Y	Hacker News new \| ask \| show \| jobs

by derefr 1281 days ago

> These "leaked" secrets GitHub forwards might be dissidents getting access without being tracked.

"Leaked" here means "made public", i.e. "published such that literally anyone can use them", for example when burned into a commit of a public repo. Even for a dissident, publishing an API key or other credential where literally anyone can find it to use it, is almost assuredly a mistake. Because external scrapers can also find it there, such that the key will be inevitably picked up and fed into a botnet to abuse — at which point the ops staff at the service will notice the abuse and revoke the key, thus "burning" it as useful from the dissident's perspective.

If you store a secret on Github somewhere that only people and people you trust have access to, rather than everyone having access to it, then this is not considered a "leak", and so Github does not detect this as a "leaked secret." For example, commit data of private repos is not scanned for secrets (if it was, GitOps as a concept would be impossible!); nor are a repo's formal Actions Secrets store (part of a repo's configuration readable only by triggered Github Actions CI jobs).

Github's own secret-scanning here, is trying to catch the cases where a user has done something stupid by accident.
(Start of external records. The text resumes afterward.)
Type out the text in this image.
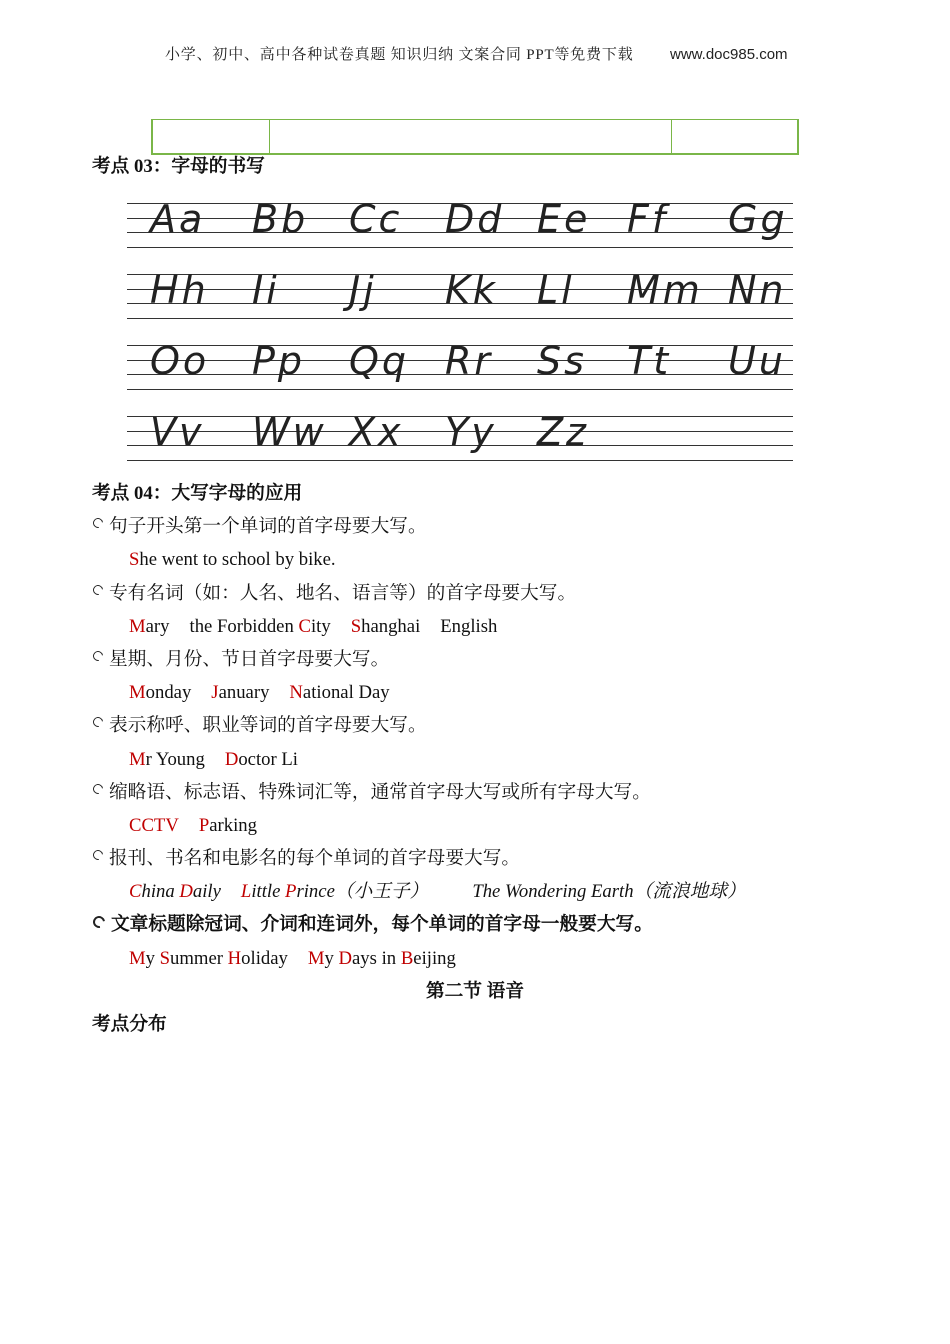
小学、初中、高中各种试卷真题 知识归纳 文案合同 PPT等免费下载 www.doc985.com
考点 03：字母的书写
Aa Bb Cc Dd Ee Ff Gg
Hh Ii Jj Kk Ll Mm Nn
Oo Pp Qq Rr Ss Tt Uu
Vv Ww Xx Yy Zz
考点 04：大写字母的应用
句子开头第一个单词的首字母要大写。
She went to school by bike.
专有名词（如：人名、地名、语言等）的首字母要大写。
Mary the Forbidden City Shanghai English
星期、月份、节日首字母要大写。
Monday January National Day
表示称呼、职业等词的首字母要大写。
Mr Young Doctor Li
缩略语、标志语、特殊词汇等，通常首字母大写或所有字母大写。
CCTV Parking
报刊、书名和电影名的每个单词的首字母要大写。
China Daily Little Prince（小王子） The Wondering Earth（流浪地球）
文章标题除冠词、介词和连词外，每个单词的首字母一般要大写。
My Summer Holiday My Days in Beijing
第二节 语音
考点分布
Whether or not they reported secrets to third parties, they'd still be doing leaked-secret scanning of their own Github API keys, to ensure that people aren't accidentally trying to configure Github Actions by burning their Github Actions CI API key into the workflow itself. If they find such keys, they revoke them.

The point of Github's secret-scanning partner program, is that because Github is doing this leaked-secret scanning for their own purposes anyway, you (the partner) can sign up to be told when API keys of yours are accidentally made public as well.

> That makes no sense, then they don't need GitHubs help.

Ignoring for a moment that Github is a website, and so anyone can just crawl it—

Did you know? Github pushes the commit data of all public repos to BigQuery as a public research dataset: https://codelabs.developers.google.com/codelabs/bigquery-git.... Literally anyone can do their own "secret scanning" with a simple BigQuery query. It costs about $500 to run such a query, because the Github dataset is pretty large. It's not a price most SMEs would pay. But it's definitely a price attackers could be willing willing to pay. It's a lot cheaper than running your own web-spider infrastructure!

The difference with Github's own secret scanning, is that it happens synchronously, on push of commits; whereas the ETL of commit data to Github et al happens asynchronously, some time after commits happen. Tencent — and every other secret-scanning partner — depends on Github to stay ahead of any third-party attackers trying to scrape leaked credentials for use in botnets et al.

Also, FYI, you yourself can sign up to be a Github secret-scanning partner. You just need 1. a regex that uniquely identifies your secrets, so that Github can recognize them on push, and 2. a webhook URL to report them to. (https://docs.github.com/en/developers/overview/secret-scanni...)

And by the way, this isn't a hypothetical nice-to-have. I run an API SaaS — and not one that's even very large, in relative terms. But my own customers' accidentally-leaked secrets have been scraped from their Github repos and used by botnets already! Signing up as a Github secret-scanning partner is on my to-do list.